Equilíbrio: Teologia Bíblica da Prosperidade. É necessário ensinar sobre prosperidade bíblica na igreja sem cair nesses extremos. É possível, na vida, ter sem ser, ser sem ter, não ter nem ser, ter e ser. O ideal é que o discípulo de Cristo concilie prosperidade e espiritualidade, fé e finanças. A Bíblia ensina princípios úteis sobre como obter prosperidade de maneira lícita, administrar sabiamente as posses e investir em causas nobres e negócios rentáveis.
O discípulo de Cristo deve encontrar o ponto de equilíbrio. Não pode ser dominado pelo dinheiro. Mas, sem dinheiro, a família não paga a moradia, nem água, nem energia elétrica, nem telefonia, nem alimentos, nem vestes, nem calçados, nem educação de qualidade, nem transporte, nem lazer, nem assistência médica, nem ajuda o próximo (CHAGAS, 2011).
José Gonçalves (2011) esclarece que o hebraico possui alguns vocábulos para prosperidade, riquezas ou bens; o termo tsalach tem o sentido de viver em prosperidade (Gn 39.2; Js 1.8; SI 1.3). Porém, acima do valor do que bens materiais, estão: conhecimento (Pv 3.13; 20.15), a integridade (SI 7.8; 78.72), a justiça (SI 15.2; Pv 8.18; 14.34), o entendimento (Pv 15.32; 19.8), a humildade e a paz (Pv 15.33; 18.12; 12.20).
Fonte: CHAGAS, J. R. O. Curso de Discipulado: princípios para uma vida abundante.
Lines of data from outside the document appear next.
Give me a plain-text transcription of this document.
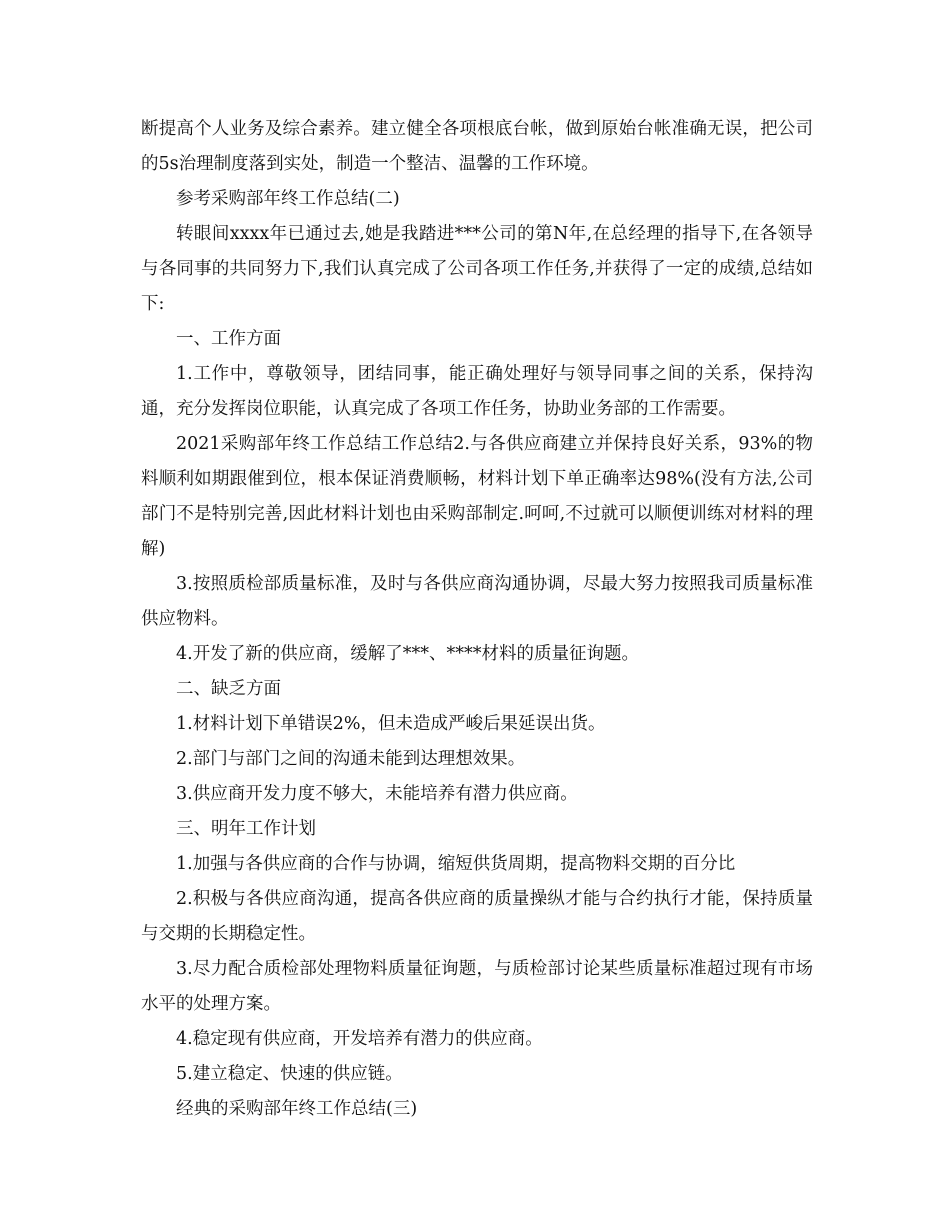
断提高个人业务及综合素养。建立健全各项根底台帐，做到原始台帐准确无误，把公司的5s治理制度落到实处，制造一个整洁、温馨的工作环境。

参考采购部年终工作总结(二)

转眼间xxxx年已通过去,她是我踏进***公司的第N年,在总经理的指导下,在各领导与各同事的共同努力下,我们认真完成了公司各项工作任务,并获得了一定的成绩,总结如下:

一、工作方面

1.工作中，尊敬领导，团结同事，能正确处理好与领导同事之间的关系，保持沟通，充分发挥岗位职能，认真完成了各项工作任务，协助业务部的工作需要。

2021采购部年终工作总结工作总结2.与各供应商建立并保持良好关系，93%的物料顺利如期跟催到位，根本保证消费顺畅，材料计划下单正确率达98%(没有方法,公司部门不是特别完善,因此材料计划也由采购部制定.呵呵,不过就可以顺便训练对材料的理解)

3.按照质检部质量标准，及时与各供应商沟通协调，尽最大努力按照我司质量标准供应物料。

4.开发了新的供应商，缓解了***、****材料的质量征询题。

二、缺乏方面

1.材料计划下单错误2%，但未造成严峻后果延误出货。

2.部门与部门之间的沟通未能到达理想效果。

3.供应商开发力度不够大，未能培养有潜力供应商。

三、明年工作计划

1.加强与各供应商的合作与协调，缩短供货周期，提高物料交期的百分比

2.积极与各供应商沟通，提高各供应商的质量操纵才能与合约执行才能，保持质量与交期的长期稳定性。

3.尽力配合质检部处理物料质量征询题，与质检部讨论某些质量标准超过现有市场水平的处理方案。

4.稳定现有供应商，开发培养有潜力的供应商。

5.建立稳定、快速的供应链。

经典的采购部年终工作总结(三)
Campo Grande: Didasko, 2021.
O CRISTÃO PODE CRESCER FINANCEIRAMENTE?
Que o dinheiro tem uma dimensão /religiosa espiritual e pode se tornar o agente de dominação da criatura humana, não há dúvida. Mas ele pode também ser usado para a glória de Deus?
Essa indagação nos leva a alguns pontos relevantes: 1) qual é motivação correta para se obter dinheiro?; 2) quais são os meios legítimos da Economia de Deus para “ganhá-lo”? 3) quais são os fins/destinatário que o cristão deve dar ao vil metal para neutralizar sua dominação e honrar a Deus?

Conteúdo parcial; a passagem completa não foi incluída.